Consider two networks (purple and orange) responding to some condition with response mean and now with a covariance about that mean. If we model responses as Gaussian, then the 2-Wasserstein distance between them has the nice property of having an analytic solution which nicely decouples into two quantities familiar to experimentalists. The first term is simply difference between the network conditional means.

The 2nd is what’s known as the Bures metric, which quantifies the difference in orientation and scale of the covariance noise clouds.

Geometrically, interpolating two covariances using the Bures metric traces out a path (a geodesic) between the two covariance clouds which linearly interpolates the sum of the principal axis standard deviations. The below plot shows the geodesic between covariance clouds \({\bf C}_a \rightarrow {\bf C}_b\) (90 degree rotation) and \({\bf C}_a \rightarrow {\bf C}_c\) (simple isotropic scaling). Note that the sum of principal axis standard deviations (i.e. sum of the square rooted eigenvalues) are linearly interpolated along the geodesic.

Intuitively, you can think of Wasserstein distance as the amount of work it takes to move and transform a pile of dirt that is shaped like the purple density to the orange one, or vice versa. Most importantly for us, Wasserstein distance is a metric, and therefore provides a natural stochastic extension to, and all the benefits of the deterministic shape metrics described above.

## Stochastic shape metrics on neural representations

Equipped with the Wasserstein distance, we developed a procedure that can take two networks with stochastic responses and globally align them using a single transform, which now takes into account both their conditional mean & covariance structure. The remaining difference between them is quantified as Wasserstein distance distance between the two joint distributions.

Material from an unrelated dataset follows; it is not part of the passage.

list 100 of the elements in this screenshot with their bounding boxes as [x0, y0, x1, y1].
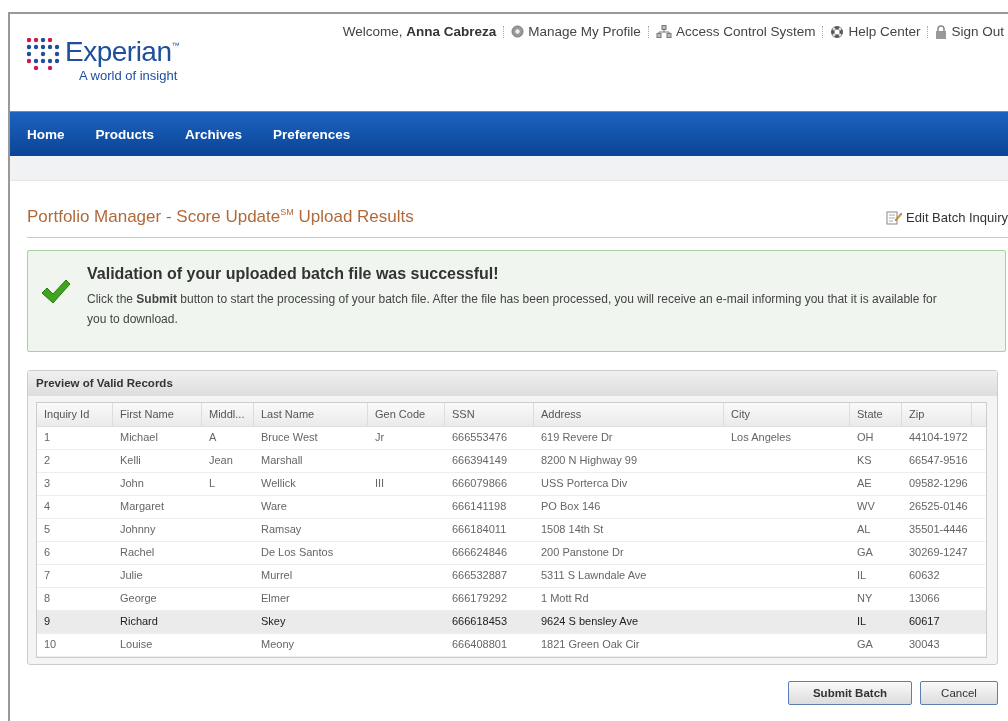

## Application: Variational Autoencoders

To demonstrate the utility and scalability of our stochastic shape metrics, we turn to variational autoencoders (VAEs). A VAE takes as input an image; after which, a neural network serves as a bottleneck to encode each input as a gaussian distribution. Another neural network then lifts out samples from these conditional densities to decode and reconstruct the input. These models are a perfect test-bed for our stochastic metric because the conditional responses are Gaussian by design, and so the Wasserstein distance is **exact**.

We used our method to compare 1800 different networks trained with different objectives and hyperparameters (Locatello et al. 2018). This distance matrix has about 1.6 million unique elements and would have taken ~10y of computation time if each pairwise distance was computed serially, but with some algorithm parallelization tricks, we were able to drop the compute time down from 10 years to a couple hours.

With this distance matrix, because our method defines a metric on stochastic representations, we can visualize and embed each network into shape space, and colour each network by its objective. We see that each colour clusters together as we might hope, and that our method reveals representational differences between networks trained with different objectives. Alternatively, we can use non-parametric K-nearest-neighbours analyses directly on the distance matrix. Doing this, we found that it’s possible to quantify and decode various parameters of interest such as the objective, how well each VAE reconstructed its inputs, how well the latents were “disentangled”, and even their random initialization seed!

## Summary

Quantifying representational similarity is fundamental to neuroscience & ML. Shape metrics offer a principled way to compare responses of many networks. We develop shape metrics for stochastic neural responses. This method is highly scalable and can be used to compare thousands of networks simultaneously. These analyses can provide direct insight into how representational geometry relates experimental variables of interest (e.g. behaviour, task performance, etc.).